As a part of the Tenet and Catholic Health Initiatives family, Conifer Health brings 30 years of healthcare industry expertise to clients in more than 135 local regions nationwide. We help our clients strengthen their financial and clinical performance, serve their communities and succeed at the business of healthcare. Conifer Health helps organizations transition from volume to value-based care, enhance the consumer and patient healthcare experience and improve quality, cost and access to healthcare. Are you ready to be part of our solutions? Welcome to the company that gives you the resources and incentives to redefine healthcare services, with a competitive benefits package and leadership to take your career to the next step!
The Quality Assurance Coordinator is responsible for the completion of manual and system-driven inspections aimed to measure Quality Assurance across critical business processes. The Quality Assurance Coordinator has responsibility of preparing reports to communicate QA results and findings to Management Team and process owners across the organization, driving accountability and ongoing improvement of QA metrics.
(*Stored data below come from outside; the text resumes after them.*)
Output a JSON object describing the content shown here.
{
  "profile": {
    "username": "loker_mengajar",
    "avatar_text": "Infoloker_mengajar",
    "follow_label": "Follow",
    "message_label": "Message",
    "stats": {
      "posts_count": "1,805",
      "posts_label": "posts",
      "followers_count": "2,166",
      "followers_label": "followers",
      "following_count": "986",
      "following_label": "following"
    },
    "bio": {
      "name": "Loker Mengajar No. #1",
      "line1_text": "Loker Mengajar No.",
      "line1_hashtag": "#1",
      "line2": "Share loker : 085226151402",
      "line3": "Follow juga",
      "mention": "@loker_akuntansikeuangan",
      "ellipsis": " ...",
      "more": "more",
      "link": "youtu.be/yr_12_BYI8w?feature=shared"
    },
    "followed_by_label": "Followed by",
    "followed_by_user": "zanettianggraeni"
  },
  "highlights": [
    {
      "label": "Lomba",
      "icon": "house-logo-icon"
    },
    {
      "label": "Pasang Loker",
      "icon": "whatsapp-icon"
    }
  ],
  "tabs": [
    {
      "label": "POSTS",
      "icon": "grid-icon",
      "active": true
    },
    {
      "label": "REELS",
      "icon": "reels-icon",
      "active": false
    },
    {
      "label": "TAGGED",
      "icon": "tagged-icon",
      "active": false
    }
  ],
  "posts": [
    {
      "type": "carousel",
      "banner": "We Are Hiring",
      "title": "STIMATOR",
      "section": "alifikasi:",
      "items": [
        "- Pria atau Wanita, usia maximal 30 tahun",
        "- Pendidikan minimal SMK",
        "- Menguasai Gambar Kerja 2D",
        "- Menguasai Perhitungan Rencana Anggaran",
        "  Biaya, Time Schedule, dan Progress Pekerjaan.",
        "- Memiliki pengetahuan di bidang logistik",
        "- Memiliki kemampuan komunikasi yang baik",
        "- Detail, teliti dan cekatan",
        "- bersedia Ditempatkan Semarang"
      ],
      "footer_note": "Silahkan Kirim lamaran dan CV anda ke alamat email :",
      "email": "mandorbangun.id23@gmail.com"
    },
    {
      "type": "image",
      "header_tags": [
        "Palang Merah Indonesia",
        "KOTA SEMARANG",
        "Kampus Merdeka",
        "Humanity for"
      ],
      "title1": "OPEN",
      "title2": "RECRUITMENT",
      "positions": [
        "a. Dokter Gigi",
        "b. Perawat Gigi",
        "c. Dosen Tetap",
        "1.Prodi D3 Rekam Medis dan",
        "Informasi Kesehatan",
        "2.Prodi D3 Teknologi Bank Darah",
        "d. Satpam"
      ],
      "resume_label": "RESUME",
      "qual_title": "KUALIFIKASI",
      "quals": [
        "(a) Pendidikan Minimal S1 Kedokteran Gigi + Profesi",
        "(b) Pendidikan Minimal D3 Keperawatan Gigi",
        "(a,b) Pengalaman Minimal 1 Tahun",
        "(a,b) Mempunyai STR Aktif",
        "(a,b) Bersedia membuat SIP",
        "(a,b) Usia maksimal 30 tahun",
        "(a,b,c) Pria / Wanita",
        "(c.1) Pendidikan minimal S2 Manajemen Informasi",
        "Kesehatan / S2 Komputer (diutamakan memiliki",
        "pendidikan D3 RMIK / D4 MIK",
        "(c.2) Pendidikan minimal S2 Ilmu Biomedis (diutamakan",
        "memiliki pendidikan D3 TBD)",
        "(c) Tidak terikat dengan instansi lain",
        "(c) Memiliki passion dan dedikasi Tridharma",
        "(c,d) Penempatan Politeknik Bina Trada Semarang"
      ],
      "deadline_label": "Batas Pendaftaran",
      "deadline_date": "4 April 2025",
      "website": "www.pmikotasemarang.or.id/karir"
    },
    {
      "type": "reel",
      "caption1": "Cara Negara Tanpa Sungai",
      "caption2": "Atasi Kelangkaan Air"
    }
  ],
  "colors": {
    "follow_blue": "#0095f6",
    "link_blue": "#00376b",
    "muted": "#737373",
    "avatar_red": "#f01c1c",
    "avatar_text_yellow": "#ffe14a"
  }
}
This individual must understand policies and procedures and utilize them for daily Quality Assurance duties. The selected candidate will be a business professional who is motivated and enthusiastic with an exceptional eye for detail and process improvement.
Complete quality assurance inspections as required, ensuring standardization and compliance with established policies and procedures and applicable regulations.
Identify, research and document process improvement opportunities. Then collaborate with internal and external business partners (Operations, Compliance, Facilities, Payers) to drive accountability and process improvements
Prepare and review data and QA reporting with key stakeholders.
Prepare monthly plan with daily targets to meet established inspection volumes, accuracy levels and critical deadlines.
Provide input for policies and procedures updates as required.
requirements listed below are representative of the knowledge, skill and/or ability required. Reasonable accommodations may be made to enable individuals with disabilities to perform the essential functions.
Ability to review and audit recorded work effort on claims and phone calls to review items such as inaccurate payment postings, contractual adjustments, reclassification of accounts, denied claims, debits, credits and appeals.
Will review critical business processes, primarily billing, collections, dispute and denial management for different lines of business (Medicare, Medicaid, Managed Care, etc).
Ability to work independently to meet objectives in a repetitive auditing environment.
Ability to identify problems, gather and analyze information skillfully and provide recommendations for process improvements.
Detailed oriented. Strong ability to detect errors and discrepancies.
Excellent written and verbal communication skills.
Demonstrated ability to build strong working relationships with key internal and external stakeholders (Centralized Operations, Compliance, Facilities).
Change agent: Ability to speak up and challenge the status quo, identify improvement opportunities and carry them thru execution.
Ability to manage time to meet production requirements by establishing priorities.
Ability to be cross-trained to review additional lines of business.
Works with supervisors to identify department training needs for system education, industry updates and changes in collection processes and protocols.
Works with Supervisors to ensure that employee productivity and quality meets standards
EDUCATION / EXPERIENCE
Include minimum education, technical training, and/or experience preferred to perform the job.
4 year college degree is required. Degree in Healthcare Administration, Business or related field is preferred.
1-2 years of healthcare billing experience Centralized Operations Billing, Cash Collections, Denials, Disputes, Follow-up, and Appeals.
Extensive knowledge on critical business processes, primarily Billing, Collections, Dispute and Denial Management for different line of businesses (Medicare, Medicaid, Managed Care, etc).
Medical billing and claims experience with an understanding of healthcare reimbursement process.
Working knowledge of critical systems such as ACE, VI Web, On Demand, PBAR, MedAssets, Epremis and workflow.
Strong computer skills, and intermediate skill level in Microsoft Office applications (Word and Excel) is required.
Medical billing and claims experience with an understanding of healthcare reimbursement processes.
Working knowledge of Electronic billing, Hardcopy billing, UB-04s, ICD-9 codes, and CPT codes.
Trained in HIPAA guidelines.
The physical demands described here are representative of those that must be met by an employee to successfully perform the essential functions of this job. Reasonable accommodations may be made to enable individuals with disabilities to perform the essential functions.
Must be able to work in sitting position, use computer and answer telephone.
Includes ability to type, sit for long periods of time, view claims on a computer, and listen to phone calls through headphones.
The work environment characteristics described here are representative of those an employee encounters while performing the essential functions of this job. Reasonable accommodations may be made to enable individuals with disabilities to perform the essential functions.
Office work environment
Moderate office noise
Approximately 0% travel may be required
Employment practices will not be influenced or affected by an applicant’s or employee’s race, color, religion, sex (including pregnancy), national origin, age, disability, genetic information, sexual orientation, gender identity or expression, veteran status or any other legally protected status. Tenet will make reasonable accommodations for qualified individuals with disabilities unless doing so would result in an undue hardship.